Help - Unexpected result

Yes. There would be a couple JVM bytecodes for Char to String plus a loop for String to Int (var sum=0;for (i in "$c"){sum*=10; sum+=i-'0'}) for the first versus three JVM bytecodes (Byte to Int twice Int+Int) for the second.

Actually I don't know kotlin but I noticed that when you loop through the string and take one character, i is now type char and if you convert it to int it gonna give you asci of the char So I did this total += i.toString().toInt(); Am not sure it is the perfect answer but it did work

Your i.toString().toInt() solution requires a lot more code to execute over the i-'0' one.

Ruba Kh , Mirielle , Thanks

This would also get 10. Char minus Char returns Int of difference. Int plus Char returns Char of sum. for(i in num) { total += i-'0' }

John Wells Thanks. I have played with your suggestion and it works well, though will take me a bit longer to fully understand the concept.

'1'-'0' = 49-48 = 1 '4'-'0' = 52-48 = 4 '5'-'0' = 53-48 = 5

The Char class has this extended method defined. operator fun Char.minus(other: Char): Int = this.toInt()-other.toInt()
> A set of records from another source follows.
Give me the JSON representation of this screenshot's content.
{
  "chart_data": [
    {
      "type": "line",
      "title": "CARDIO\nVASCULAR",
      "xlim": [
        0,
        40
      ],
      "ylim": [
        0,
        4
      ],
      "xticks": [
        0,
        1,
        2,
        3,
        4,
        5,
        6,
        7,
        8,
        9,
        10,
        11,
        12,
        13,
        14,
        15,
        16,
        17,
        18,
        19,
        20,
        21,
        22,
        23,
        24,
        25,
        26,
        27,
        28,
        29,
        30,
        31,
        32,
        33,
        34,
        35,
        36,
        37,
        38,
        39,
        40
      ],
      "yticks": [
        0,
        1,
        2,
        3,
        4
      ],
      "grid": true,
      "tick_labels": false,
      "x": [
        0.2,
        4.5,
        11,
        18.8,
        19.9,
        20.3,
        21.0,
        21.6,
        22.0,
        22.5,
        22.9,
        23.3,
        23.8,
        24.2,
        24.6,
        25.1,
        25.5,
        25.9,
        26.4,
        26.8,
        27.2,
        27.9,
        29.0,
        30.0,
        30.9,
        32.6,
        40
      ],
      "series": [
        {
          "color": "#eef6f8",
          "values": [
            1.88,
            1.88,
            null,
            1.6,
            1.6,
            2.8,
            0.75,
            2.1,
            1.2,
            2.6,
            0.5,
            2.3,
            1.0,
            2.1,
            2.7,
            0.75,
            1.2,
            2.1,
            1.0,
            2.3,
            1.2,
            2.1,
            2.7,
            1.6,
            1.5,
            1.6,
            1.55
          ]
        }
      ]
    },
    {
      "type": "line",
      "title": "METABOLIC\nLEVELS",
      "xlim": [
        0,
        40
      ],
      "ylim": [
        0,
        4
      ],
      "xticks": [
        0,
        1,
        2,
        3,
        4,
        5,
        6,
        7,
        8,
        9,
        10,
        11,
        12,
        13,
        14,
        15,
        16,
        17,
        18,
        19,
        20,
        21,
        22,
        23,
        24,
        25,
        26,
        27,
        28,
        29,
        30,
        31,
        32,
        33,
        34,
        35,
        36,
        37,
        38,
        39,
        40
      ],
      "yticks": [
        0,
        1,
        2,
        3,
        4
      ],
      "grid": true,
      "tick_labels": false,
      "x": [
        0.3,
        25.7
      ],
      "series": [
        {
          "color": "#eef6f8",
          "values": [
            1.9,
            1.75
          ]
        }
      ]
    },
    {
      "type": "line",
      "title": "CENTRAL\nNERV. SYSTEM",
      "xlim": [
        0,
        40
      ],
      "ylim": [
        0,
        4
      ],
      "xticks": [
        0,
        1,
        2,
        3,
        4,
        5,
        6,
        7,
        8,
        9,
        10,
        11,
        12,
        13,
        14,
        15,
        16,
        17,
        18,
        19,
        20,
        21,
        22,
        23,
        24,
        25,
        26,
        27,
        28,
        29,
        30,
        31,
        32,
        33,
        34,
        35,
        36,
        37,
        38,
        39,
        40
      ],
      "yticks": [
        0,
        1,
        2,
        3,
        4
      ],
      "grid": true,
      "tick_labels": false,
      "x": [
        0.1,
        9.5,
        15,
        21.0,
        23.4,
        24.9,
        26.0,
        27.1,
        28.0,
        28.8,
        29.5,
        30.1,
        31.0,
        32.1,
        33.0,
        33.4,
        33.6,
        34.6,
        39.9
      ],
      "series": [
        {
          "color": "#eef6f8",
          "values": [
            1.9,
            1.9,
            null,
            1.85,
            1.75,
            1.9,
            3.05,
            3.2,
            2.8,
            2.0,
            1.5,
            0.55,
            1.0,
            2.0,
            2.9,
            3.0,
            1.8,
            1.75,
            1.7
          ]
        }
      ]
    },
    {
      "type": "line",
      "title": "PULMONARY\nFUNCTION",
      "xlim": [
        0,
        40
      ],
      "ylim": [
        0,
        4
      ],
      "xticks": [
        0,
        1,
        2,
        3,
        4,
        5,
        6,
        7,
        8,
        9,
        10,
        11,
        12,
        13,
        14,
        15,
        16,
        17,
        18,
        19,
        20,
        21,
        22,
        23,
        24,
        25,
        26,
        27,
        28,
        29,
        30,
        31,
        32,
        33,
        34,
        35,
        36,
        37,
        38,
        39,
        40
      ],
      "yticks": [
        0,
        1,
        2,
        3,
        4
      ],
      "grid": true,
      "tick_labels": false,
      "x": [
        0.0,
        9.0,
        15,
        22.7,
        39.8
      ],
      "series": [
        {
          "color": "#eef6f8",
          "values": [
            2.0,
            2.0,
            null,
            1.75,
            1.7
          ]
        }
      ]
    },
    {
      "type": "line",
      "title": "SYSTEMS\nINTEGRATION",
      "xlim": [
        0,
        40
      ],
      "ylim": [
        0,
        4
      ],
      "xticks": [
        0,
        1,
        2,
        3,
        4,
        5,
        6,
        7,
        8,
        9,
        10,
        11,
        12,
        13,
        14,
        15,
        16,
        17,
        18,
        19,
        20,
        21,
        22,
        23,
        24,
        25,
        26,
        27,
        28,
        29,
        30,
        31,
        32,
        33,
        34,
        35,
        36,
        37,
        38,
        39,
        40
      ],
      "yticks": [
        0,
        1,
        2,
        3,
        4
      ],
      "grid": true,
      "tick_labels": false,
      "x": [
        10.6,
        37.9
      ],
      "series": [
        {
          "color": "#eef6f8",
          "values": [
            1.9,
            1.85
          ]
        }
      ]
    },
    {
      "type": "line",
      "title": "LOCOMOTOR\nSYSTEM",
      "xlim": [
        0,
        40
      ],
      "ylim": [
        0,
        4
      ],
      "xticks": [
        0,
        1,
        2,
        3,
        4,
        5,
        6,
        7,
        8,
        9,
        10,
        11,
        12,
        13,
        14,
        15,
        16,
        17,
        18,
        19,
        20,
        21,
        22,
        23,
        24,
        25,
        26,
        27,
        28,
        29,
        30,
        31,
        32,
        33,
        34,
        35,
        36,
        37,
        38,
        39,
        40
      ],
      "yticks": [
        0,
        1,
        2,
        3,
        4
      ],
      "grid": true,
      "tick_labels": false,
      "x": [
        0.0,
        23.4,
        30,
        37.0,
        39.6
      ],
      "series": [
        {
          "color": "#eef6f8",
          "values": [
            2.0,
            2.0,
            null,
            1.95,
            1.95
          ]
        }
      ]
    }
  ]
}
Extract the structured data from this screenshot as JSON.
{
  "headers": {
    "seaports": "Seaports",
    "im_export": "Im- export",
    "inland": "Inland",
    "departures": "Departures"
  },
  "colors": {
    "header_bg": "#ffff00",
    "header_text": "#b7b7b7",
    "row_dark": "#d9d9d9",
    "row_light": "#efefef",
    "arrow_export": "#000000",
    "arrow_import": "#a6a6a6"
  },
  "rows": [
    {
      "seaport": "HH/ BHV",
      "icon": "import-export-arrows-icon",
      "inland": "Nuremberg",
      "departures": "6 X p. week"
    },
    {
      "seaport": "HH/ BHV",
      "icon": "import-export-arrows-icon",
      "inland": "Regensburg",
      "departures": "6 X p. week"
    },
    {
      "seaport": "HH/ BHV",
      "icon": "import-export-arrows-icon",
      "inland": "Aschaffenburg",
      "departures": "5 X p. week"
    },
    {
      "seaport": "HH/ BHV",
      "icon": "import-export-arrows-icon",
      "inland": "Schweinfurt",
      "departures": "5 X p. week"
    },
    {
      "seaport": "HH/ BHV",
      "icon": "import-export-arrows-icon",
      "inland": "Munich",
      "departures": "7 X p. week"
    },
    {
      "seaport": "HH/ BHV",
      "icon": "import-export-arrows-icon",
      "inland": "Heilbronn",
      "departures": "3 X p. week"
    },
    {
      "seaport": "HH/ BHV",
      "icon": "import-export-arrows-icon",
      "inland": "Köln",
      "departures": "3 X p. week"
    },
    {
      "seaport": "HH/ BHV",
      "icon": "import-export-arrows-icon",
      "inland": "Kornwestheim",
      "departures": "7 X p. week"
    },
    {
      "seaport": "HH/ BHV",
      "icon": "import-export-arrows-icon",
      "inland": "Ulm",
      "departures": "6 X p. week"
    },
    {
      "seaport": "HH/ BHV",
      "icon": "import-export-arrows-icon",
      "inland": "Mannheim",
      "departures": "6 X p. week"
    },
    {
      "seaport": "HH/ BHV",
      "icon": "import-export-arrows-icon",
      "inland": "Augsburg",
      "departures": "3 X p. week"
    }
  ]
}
John Wells Thanks again. I understood that part, but I am getting my head around some of the advantages this approach provides, IE: cryptology, passwords, etc. I think I am going to have some fun learning all this. 😁👍

John Wells Thanks for showing me the extended method, it helps explain the background reasoning

John Wells hence it would be slower?